Here's what the Orthodox theologian
Andrew Louth has to say from his excellent book
Discerning the Mystery:
- "... allegory is a way of holding us before the mystery which is the ultimate 'difficulty' of the Scriptures - a difficulty, a mystery, which challenges us to revise our understanding of what might be meant by meaning; a difficulty, a mystery, which calls on us for a response of metanoia, change of mental perspective, repentance" (p. 110).
- Allegory "is an attempt to respond to the mira profundatis of Scripture, seen as the indespensible witness to the mystery of Christ" (p. 112)
- Allegory is not a technique for solving problems, but an art for discerning mystery (p. 113).
- Allegory is "a way of focusing on the mystery to which the Scriptures bear witness" (p. 114)
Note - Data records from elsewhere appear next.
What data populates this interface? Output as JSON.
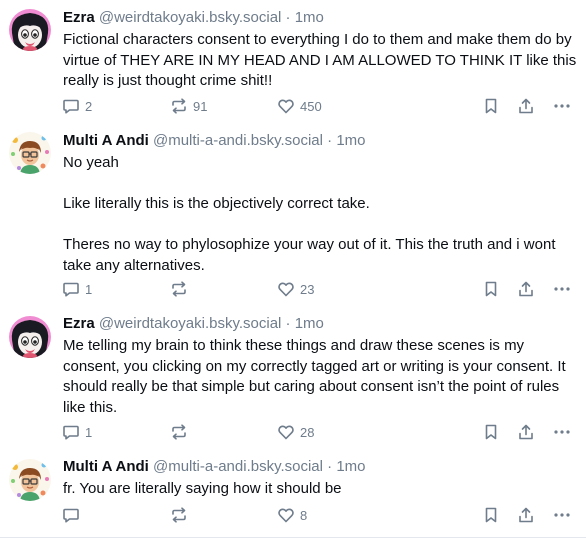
{
  "posts": [
    {
      "author": "Ezra",
      "handle": "@weirdtakoyaki.bsky.social",
      "separator": "·",
      "time": "1mo",
      "text": "Fictional characters consent to everything I do to them and make them do by virtue of THEY ARE IN MY HEAD AND I AM ALLOWED TO THINK IT like this really is just thought crime shit!!",
      "replies": "2",
      "reposts": "91",
      "likes": "450"
    },
    {
      "author": "Multi A Andi",
      "handle": "@multi-a-andi.bsky.social",
      "separator": "·",
      "time": "1mo",
      "text": "No yeah\n\nLike literally this is the objectively correct take.\n\nTheres no way to phylosophize your way out of it. This the truth and i wont take any alternatives.",
      "replies": "1",
      "reposts": "",
      "likes": "23"
    },
    {
      "author": "Ezra",
      "handle": "@weirdtakoyaki.bsky.social",
      "separator": "·",
      "time": "1mo",
      "text": "Me telling my brain to think these things and draw these scenes is my consent, you clicking on my correctly tagged art or writing is your consent. It should really be that simple but caring about consent isn’t the point of rules like this.",
      "replies": "1",
      "reposts": "",
      "likes": "28"
    },
    {
      "author": "Multi A Andi",
      "handle": "@multi-a-andi.bsky.social",
      "separator": "·",
      "time": "1mo",
      "text": "fr. You are literally saying how it should be",
      "replies": "",
      "reposts": "",
      "likes": "8"
    }
  ],
  "icons": {
    "reply": "reply-icon",
    "repost": "repost-icon",
    "like": "heart-icon",
    "bookmark": "bookmark-icon",
    "share": "share-icon",
    "more": "more-icon"
  },
  "colors": {
    "text": "#0b0f14",
    "muted": "#6f7c8b",
    "divider": "#e4e8ee"
  }
}
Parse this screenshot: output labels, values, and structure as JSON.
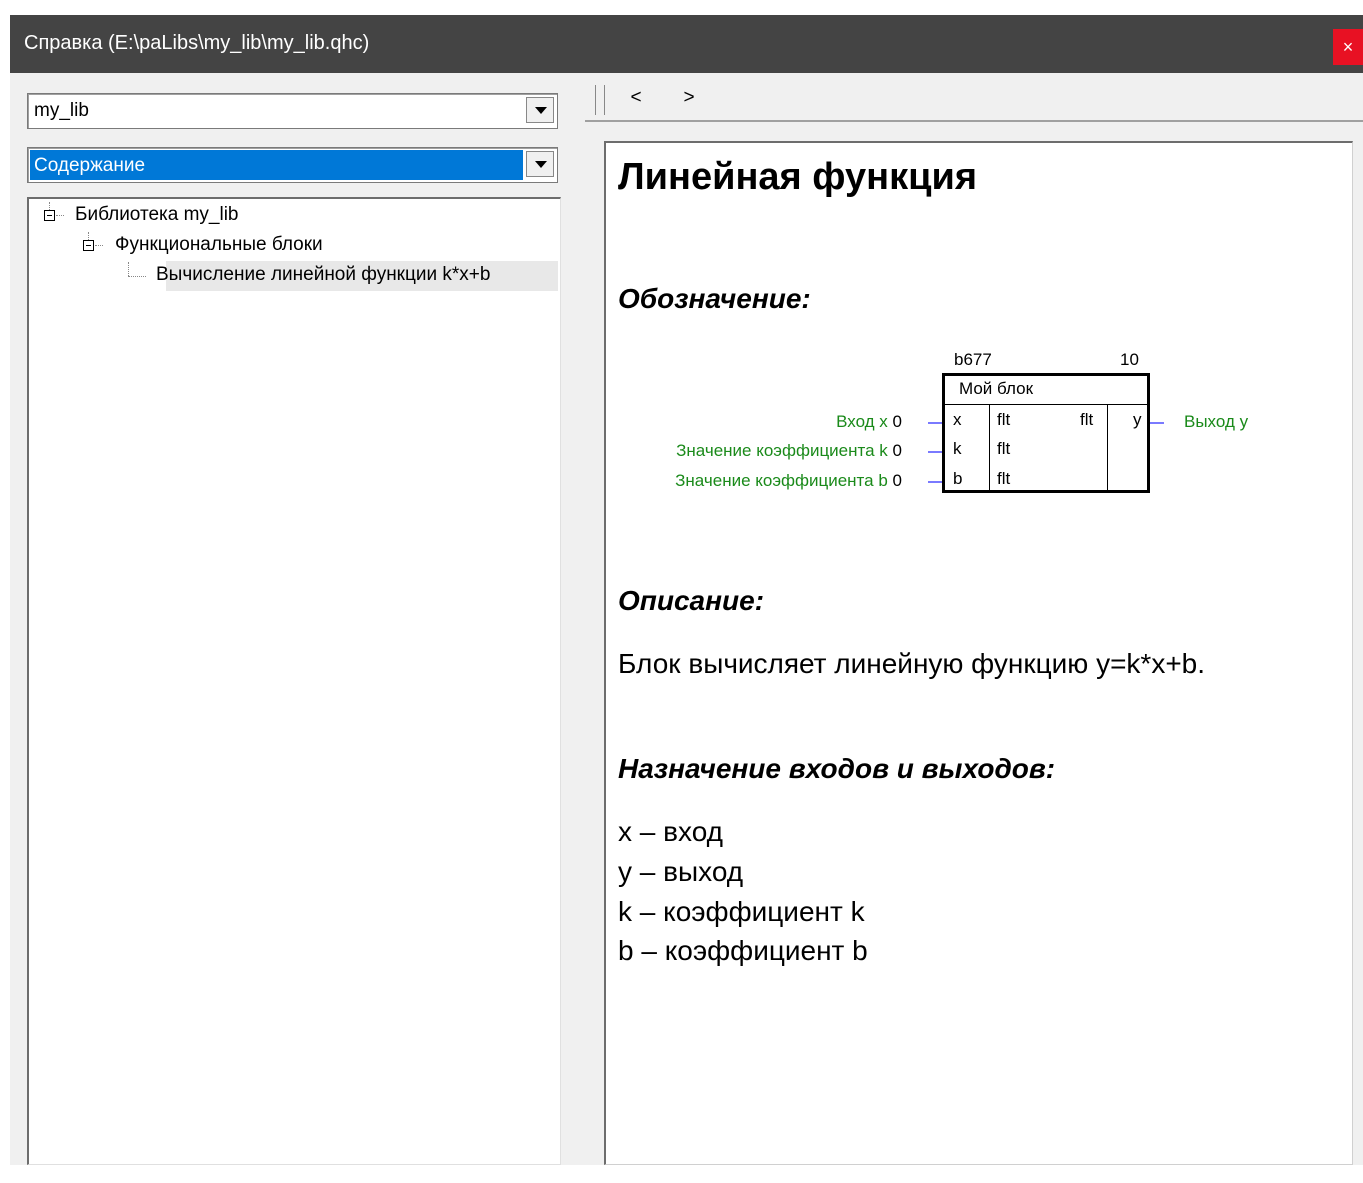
{
  "window": {
    "title": "Справка (E:\\paLibs\\my_lib\\my_lib.qhc)",
    "close_label": "×"
  },
  "sidebar": {
    "library_select": "my_lib",
    "view_select": "Содержание",
    "tree": [
      {
        "label": "Библиотека my_lib"
      },
      {
        "label": "Функциональные блоки"
      },
      {
        "label": "Вычисление линейной функции k*x+b"
      }
    ]
  },
  "toolbar": {
    "back": "<",
    "forward": ">"
  },
  "content": {
    "title": "Линейная функция",
    "designation_heading": "Обозначение:",
    "block": {
      "id": "b677",
      "number": "10",
      "name": "Мой блок",
      "inputs": [
        {
          "label": "Вход x",
          "value": "0",
          "pin": "x",
          "type": "flt"
        },
        {
          "label": "Значение коэффициента k",
          "value": "0",
          "pin": "k",
          "type": "flt"
        },
        {
          "label": "Значение коэффициента b",
          "value": "0",
          "pin": "b",
          "type": "flt"
        }
      ],
      "output": {
        "type": "flt",
        "pin": "y",
        "label": "Выход y"
      }
    },
    "description_heading": "Описание:",
    "description": "Блок вычисляет линейную функцию y=k*x+b.",
    "io_heading": "Назначение входов и выходов:",
    "io_list": [
      "x – вход",
      "y – выход",
      "k – коэффициент k",
      "b – коэффициент b"
    ]
  },
  "colors": {
    "accent": "#0078d7",
    "titlebar": "#444444",
    "close": "#e81123",
    "label_green": "#1a8a1a",
    "pin_line": "#7a7aff"
  }
}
Note that on this account, allegory is less a matter of the Christian interpreter playfully exercising his or her interpretative freedom with the text and more a matter of a disciplined penetrating of the text to that which is is really all about. Allegory thus presupposes the existence of an real textual referent.
Louth emphasises this dimension of penetration when he talks about the relation between the allegorical (or mystical) sense of the text and its plain sense (which he, rather misleadingly it seems to me, also calls its historical sense) as being one of movement, a movement through the plain sense to the spiritual sense. Thus he can say:
the movement to allegory is not at all a movement away from history, but we might say a movement into history, into the significance of the sacred events that are the object of our faith. The literal sense is the object of faith: this is what we are to believe, to believe in, in a God who meets us in history, becomes man in Jesus of Nazareth. The allegorical sense represents our attempt to understand the mystery we discern here. It is a move from fides to intelligentia (p. 116)
There is no doubt a move back again, from spiritual sense to literal, but I haven't got that far yet.